Asian regional private equity firm Affinity Equity Partners has reportedly walked away from a preliminary offer to buy Australian fast-food franchise business Craveable Brands.

Craveable Brands is owned by another Asian regional buyout firm PAG Asia Capital.

Craveable Brands has more than 570 outlets and employs around 12,500 people.

The Australian Financial Review has reported that two people briefed on the discussions and speaking on condition of anonymity said Affinity had decided against negotiating further after completing due diligence.

Affinity reportedly made an indicative $800 million offer for Craveable Brands in October. This followed PAG seeking offers for the business saying it had received unsolicited approaches.

As owner of the Oporto and Red Rooster franchise chains and holding rights to West Australian franchise chain Chicken Treat, Craveable Brands was bought by PAG from Archer Capital in 2019 for an undisclosed sum believed to be in the range $450 million to $480 million.

Archer had bought the business, then Quick Service Restaurants, from Quadrant Private Equity for $450 million in June 2011.

In early 2023, Craveable Brands acquired fast-food business Charcoal Charlie’s for an undisclosed sum.

Charcoal Charlie’s was founded by the Sher family with a single outlet in Coogee in 1989 and by 2023 had grown to 17 Sydney outlets plus two more in Melbourne. Under Craveable Brands, four more outlets have been added to Charcoal Charlie’s.

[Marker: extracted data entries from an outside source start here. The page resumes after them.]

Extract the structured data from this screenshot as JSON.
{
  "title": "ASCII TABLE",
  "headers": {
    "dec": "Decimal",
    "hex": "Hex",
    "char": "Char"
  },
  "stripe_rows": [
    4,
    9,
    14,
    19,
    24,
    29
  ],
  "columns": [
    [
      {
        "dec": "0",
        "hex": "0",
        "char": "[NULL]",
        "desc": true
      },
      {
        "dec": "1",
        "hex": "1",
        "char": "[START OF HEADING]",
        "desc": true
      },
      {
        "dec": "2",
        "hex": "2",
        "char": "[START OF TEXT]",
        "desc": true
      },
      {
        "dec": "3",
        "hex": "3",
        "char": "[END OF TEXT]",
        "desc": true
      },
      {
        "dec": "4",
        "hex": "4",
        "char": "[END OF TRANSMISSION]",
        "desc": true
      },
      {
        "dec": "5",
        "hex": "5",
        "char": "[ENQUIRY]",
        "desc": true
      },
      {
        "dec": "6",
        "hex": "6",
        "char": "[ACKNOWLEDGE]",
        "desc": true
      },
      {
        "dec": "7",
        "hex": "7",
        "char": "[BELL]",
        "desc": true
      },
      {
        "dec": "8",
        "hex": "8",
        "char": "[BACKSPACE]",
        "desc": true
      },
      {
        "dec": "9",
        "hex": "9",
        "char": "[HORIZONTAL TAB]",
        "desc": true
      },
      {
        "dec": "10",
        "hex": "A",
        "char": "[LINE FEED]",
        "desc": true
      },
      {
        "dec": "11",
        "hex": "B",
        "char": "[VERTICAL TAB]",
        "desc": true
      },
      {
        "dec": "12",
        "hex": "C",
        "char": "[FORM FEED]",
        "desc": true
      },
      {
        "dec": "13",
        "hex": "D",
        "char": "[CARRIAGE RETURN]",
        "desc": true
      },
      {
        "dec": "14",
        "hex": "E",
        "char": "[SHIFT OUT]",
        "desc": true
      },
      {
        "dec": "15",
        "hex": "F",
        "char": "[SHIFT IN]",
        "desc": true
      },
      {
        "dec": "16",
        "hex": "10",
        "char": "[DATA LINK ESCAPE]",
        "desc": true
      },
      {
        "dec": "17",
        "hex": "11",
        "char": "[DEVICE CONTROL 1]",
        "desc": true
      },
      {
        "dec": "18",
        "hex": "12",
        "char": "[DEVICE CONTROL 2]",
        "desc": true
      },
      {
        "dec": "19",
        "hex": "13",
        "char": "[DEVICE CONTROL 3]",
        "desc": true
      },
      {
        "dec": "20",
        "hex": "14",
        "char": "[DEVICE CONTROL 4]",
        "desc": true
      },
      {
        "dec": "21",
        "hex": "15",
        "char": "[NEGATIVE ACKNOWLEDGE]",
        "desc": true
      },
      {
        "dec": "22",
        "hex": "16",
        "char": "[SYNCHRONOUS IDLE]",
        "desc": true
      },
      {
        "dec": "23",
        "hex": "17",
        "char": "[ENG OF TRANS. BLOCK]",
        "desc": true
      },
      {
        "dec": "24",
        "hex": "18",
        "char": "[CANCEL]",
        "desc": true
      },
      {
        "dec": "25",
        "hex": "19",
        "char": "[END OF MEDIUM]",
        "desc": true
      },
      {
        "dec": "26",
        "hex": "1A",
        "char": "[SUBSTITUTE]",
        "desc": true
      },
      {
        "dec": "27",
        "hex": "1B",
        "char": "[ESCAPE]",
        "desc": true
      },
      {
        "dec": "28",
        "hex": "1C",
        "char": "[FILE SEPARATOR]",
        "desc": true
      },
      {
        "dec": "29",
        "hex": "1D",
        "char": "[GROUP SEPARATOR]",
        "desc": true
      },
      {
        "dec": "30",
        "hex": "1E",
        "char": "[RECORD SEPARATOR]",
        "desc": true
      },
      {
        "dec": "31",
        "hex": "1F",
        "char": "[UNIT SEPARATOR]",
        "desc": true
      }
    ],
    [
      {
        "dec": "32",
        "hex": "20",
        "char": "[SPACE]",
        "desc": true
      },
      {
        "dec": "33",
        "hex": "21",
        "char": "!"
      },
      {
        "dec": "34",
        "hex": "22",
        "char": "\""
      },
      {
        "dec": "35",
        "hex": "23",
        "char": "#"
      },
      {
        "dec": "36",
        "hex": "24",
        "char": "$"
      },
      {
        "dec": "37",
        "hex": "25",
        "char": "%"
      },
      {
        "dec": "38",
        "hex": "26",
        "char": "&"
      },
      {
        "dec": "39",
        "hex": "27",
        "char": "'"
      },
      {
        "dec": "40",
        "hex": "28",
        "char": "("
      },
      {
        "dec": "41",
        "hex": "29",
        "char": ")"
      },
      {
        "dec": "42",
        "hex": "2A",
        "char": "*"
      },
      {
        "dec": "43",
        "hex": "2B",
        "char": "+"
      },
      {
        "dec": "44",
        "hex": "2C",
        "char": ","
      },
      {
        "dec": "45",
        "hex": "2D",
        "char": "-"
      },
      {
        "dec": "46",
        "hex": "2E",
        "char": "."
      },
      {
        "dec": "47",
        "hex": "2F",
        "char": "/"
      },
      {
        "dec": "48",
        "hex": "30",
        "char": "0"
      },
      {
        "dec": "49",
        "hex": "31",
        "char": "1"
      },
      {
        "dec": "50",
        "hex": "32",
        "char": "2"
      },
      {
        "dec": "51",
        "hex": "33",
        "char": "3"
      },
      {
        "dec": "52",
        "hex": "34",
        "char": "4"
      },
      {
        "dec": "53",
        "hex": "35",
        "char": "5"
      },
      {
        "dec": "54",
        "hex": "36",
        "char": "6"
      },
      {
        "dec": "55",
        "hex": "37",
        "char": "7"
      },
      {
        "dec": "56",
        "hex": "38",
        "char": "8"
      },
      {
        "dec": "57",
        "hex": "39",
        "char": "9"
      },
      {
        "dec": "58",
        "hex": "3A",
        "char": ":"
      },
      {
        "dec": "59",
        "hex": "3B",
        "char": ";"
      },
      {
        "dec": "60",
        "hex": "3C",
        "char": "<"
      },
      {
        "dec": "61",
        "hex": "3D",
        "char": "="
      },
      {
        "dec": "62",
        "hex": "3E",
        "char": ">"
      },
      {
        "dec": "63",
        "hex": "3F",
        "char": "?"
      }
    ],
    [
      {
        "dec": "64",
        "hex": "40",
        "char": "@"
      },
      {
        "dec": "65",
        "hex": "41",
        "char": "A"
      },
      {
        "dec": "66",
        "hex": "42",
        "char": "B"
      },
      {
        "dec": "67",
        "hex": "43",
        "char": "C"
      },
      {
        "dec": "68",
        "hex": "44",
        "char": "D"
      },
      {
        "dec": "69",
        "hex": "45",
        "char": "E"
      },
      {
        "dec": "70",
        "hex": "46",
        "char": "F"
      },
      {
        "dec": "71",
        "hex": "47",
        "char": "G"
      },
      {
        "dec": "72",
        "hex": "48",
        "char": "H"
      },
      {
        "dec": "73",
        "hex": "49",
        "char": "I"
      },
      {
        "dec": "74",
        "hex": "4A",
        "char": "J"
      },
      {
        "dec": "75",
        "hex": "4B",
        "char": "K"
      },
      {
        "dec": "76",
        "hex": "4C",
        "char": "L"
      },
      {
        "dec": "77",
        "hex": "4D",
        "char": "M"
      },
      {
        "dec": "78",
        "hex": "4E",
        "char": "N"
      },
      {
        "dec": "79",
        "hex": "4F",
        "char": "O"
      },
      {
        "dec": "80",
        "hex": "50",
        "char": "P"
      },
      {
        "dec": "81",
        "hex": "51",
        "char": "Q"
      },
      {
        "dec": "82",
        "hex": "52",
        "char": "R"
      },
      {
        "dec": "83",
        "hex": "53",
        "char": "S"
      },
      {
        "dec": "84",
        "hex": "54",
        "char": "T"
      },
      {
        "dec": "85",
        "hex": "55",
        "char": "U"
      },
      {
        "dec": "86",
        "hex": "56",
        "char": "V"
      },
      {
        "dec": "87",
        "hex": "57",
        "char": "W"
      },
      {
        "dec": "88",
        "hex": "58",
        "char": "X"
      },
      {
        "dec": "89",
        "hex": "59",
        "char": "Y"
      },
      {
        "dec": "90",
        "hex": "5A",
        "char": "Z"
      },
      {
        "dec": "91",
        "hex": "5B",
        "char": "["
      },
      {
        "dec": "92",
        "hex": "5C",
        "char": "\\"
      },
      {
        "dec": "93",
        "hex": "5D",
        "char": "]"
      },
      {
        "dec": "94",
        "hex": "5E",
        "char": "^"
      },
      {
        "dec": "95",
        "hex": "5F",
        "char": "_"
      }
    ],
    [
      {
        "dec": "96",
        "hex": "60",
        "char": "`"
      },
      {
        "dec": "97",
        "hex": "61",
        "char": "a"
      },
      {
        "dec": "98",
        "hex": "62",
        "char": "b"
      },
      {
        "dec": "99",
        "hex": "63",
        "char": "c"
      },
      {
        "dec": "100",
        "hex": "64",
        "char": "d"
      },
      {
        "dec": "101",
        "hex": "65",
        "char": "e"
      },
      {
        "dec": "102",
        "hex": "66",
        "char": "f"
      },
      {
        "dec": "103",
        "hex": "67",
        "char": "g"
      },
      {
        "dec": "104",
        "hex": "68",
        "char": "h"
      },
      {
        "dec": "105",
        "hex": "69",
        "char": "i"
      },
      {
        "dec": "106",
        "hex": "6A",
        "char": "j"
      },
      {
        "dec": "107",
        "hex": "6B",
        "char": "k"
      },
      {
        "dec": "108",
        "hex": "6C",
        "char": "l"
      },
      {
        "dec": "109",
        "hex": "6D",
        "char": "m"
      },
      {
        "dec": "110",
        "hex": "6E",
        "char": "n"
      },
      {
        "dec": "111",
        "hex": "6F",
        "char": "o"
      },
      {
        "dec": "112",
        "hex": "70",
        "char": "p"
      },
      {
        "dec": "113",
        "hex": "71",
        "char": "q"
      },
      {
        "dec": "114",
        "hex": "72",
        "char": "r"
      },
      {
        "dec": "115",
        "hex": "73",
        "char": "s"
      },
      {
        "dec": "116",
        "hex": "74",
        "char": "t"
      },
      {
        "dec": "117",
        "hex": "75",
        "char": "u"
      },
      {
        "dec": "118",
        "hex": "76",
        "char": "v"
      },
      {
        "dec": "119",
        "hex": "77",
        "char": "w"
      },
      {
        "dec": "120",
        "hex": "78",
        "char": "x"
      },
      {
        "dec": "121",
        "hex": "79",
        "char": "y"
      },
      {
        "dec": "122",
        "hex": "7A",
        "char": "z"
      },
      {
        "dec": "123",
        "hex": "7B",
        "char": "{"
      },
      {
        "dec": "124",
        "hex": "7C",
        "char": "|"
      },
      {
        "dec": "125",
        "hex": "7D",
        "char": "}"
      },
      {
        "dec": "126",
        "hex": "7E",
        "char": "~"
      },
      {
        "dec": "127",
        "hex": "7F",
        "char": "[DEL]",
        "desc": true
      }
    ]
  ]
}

While international brands such as McDonalds and Kentucky Fried Chicken (KFC in Australia) still dominate the fast-food sector in Australia, smaller locally developed businesses such as Charcoal Charlie’s and most notably Mexican themed Guzman Y Gomez (ASX: GYG) have taken a significant slice of the market in recent years.  

Image: Charcoal Charlie’s now has 23 outlets in Sydney and Melbourne.